2019 Distinguished Alumnus: Clint Roush
Custer County’s Clint Roush leads a life of diversified stewardship: of the land, with generations of students and for the agricultural industry itself, where he served as a champion of cooperatives for many years.
Roush’s lifetime contributions to Oklahoma agriculture and embodiment of Oklahoma State University’s land-grant mission of helping people solve issues of importance to them, their families and their communities, were recognized during Oct. 25 ceremonies in Stillwater, where he was named a 2019 recipient of the OSU College of Agricultural Sciences and Natural Resources Distinguished Alumni Award.
“Clint is a really impressive guy who is a recognized leader in our agricultural industry, higher education and rural Oklahoma,” said Mike Woods, longtime head of OSU’s department of agricultural economics before his retirement this summer.
An agricultural economics alumnus who earned his bachelor’s, master’s and doctoral degrees at Oklahoma State, Roush’s diverse career includes 14 years teaching agricultural finance, farm financial planning, business management and strategic farm planning at OSU and Southwestern Oklahoma State University.
One of Roush’s students was Damona Doye, the current OSU associate vice president of the Oklahoma Cooperative Extension Service, one of two state agencies administered by the university’s Division of Agricultural Sciences and Natural Resources, as is the college.
“He had us putting into practice what we learned, in and outside the classroom,” Doye said. “I remember an exercise where I went home and, over the course of several weeks, worked with my parents to develop a cash flow statement for our operation.”
Real-world practicality was at the top of Roush’s educational mission, an outgrowth of his own life experiences.
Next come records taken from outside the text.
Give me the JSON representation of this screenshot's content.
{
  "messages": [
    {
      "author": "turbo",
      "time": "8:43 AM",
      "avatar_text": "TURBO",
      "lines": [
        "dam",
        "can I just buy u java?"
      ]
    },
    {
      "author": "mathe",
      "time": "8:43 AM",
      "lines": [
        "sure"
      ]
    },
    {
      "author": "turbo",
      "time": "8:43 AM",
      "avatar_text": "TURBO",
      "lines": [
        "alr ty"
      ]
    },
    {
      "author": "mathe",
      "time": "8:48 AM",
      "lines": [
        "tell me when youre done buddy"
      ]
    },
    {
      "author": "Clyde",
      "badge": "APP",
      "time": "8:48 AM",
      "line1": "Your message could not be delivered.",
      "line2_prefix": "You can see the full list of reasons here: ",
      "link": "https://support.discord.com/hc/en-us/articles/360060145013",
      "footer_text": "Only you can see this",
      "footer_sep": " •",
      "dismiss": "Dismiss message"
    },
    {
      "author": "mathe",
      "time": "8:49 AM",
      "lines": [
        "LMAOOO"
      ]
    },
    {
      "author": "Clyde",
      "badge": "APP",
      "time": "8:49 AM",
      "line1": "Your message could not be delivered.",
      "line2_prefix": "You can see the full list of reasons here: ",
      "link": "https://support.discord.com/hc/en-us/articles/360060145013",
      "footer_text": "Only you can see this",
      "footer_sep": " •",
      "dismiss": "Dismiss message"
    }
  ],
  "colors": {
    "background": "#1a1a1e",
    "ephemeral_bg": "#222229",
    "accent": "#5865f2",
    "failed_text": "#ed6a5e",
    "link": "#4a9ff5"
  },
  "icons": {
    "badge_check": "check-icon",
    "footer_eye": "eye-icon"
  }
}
He and his wife Pam [Steiner Roush] are fourth-generation farmers, and a consistent theme of Roush’s teaching has been to impart ways to manage risk and make informed decisions that put agricultural operations in the best position to succeed.
Woods credits Roush as being among those who were instrumental in the creation of OSU’s Bill Fitzwater Endowed Cooperative Chair and Oklahoma Farm Credit Chair in Agricultural Finance, both of which have a significant positive impact on the agricultural economics department and division programs.
“Clint has always been very passionate about education and improving Oklahoma agriculture,” said Rodney Jones, OSU agricultural economics professor and holder of the Oklahoma Farm Credit chair. “Those two things kind of meld into a singular aspect with this chair, which has a mission of training people to work in agricultural finance and farm management.”
Roush has explained his leadership as simply being an outgrowth of what he was taught by his parents Harold and Essie Roush, as well as individuals such as Tuffy Howell, his FFA advisor and vocational agriculture teacher; John Goodwin, his first advisor at Oklahoma State, and James Plaxico, retired head of the university’s department of agricultural economics.
Roush’s work on the risk committees of U.S. AgBank and CoBank, and ultimately on the successful merger of the two, improved the long-term interests of stockholders, farmers and ranchers. He also was instrumental in the merger of three Farm Credit entities that became Farm Credit of Western Oklahoma.
“He has held so many leadership positions in the state and in the agriculture industry,” Jones said. “He has really left his mark, both in Oklahoma and throughout the region.”
In 2016, Roush received the Governor’s Outstanding Achievement Award in Agriculture and was inducted into the Oklahoma Agriculture Hall of Fame.
Today, Roush is still farming and ranching, but with an eye on the future, as always, practicing what he preached as an educator to generations of students and financial lender to agricultural producers.